Segundo a AGU, o Ministério da Saúde já empenhou R$ 370 milhões dessas emendas e questiona se esses valores precisam ser cancelados. O órgão argumenta que a decisão de Dino, que declarou “nulidade insanável” de um ofício assinado por líderes da Câmara, ainda permite interpretações diversas, especialmente sobre as emendas empenhadas antes do despacho do ministro.
Dino, por sua vez, respondeu na noite desta segunda-feira, exigindo que a AGU comprove “objetivamente, com números” que os R$ 370 milhões são imprescindíveis para o cumprimento do piso da saúde. Ele também solicitou informações detalhadas sobre a origem dos recursos, indicando qual montante é da Câmara e qual é do Senado.

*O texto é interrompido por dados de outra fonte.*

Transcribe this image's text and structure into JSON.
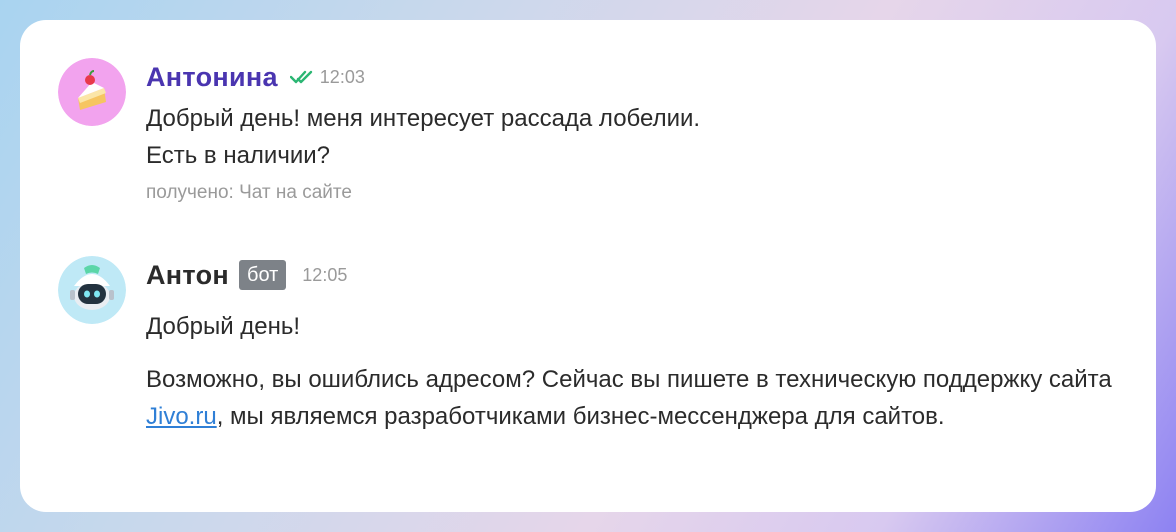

A AGU destacou que a decisão de Dino gerou “dúvidas razoáveis” e poderia trazer “consequências institucionais bastante problemáticas”, como o não cumprimento das obrigações constitucionais na área da saúde. Por isso, defendeu uma interpretação que não autorize a execução das verbas vinculadas ao ofício, mesmo que empenhadas antes de 23 de dezembro.
Na decisão mais recente, Dino autorizou o prosseguimento de emendas do Senado empenhadas até o dia 23, mas reforçou que as indicações feitas nos ofícios considerados nulos continuam excluídas. O debate sobre as emendas coloca em evidência as dificuldades de interpretação das decisões judiciais e sua aplicação prática no orçamento público.
Com o piso da saúde em jogo, o governo busca uma solução que evite a interrupção de recursos essenciais, enquanto o STF exige maior clareza e comprovações antes de tomar novas decisões.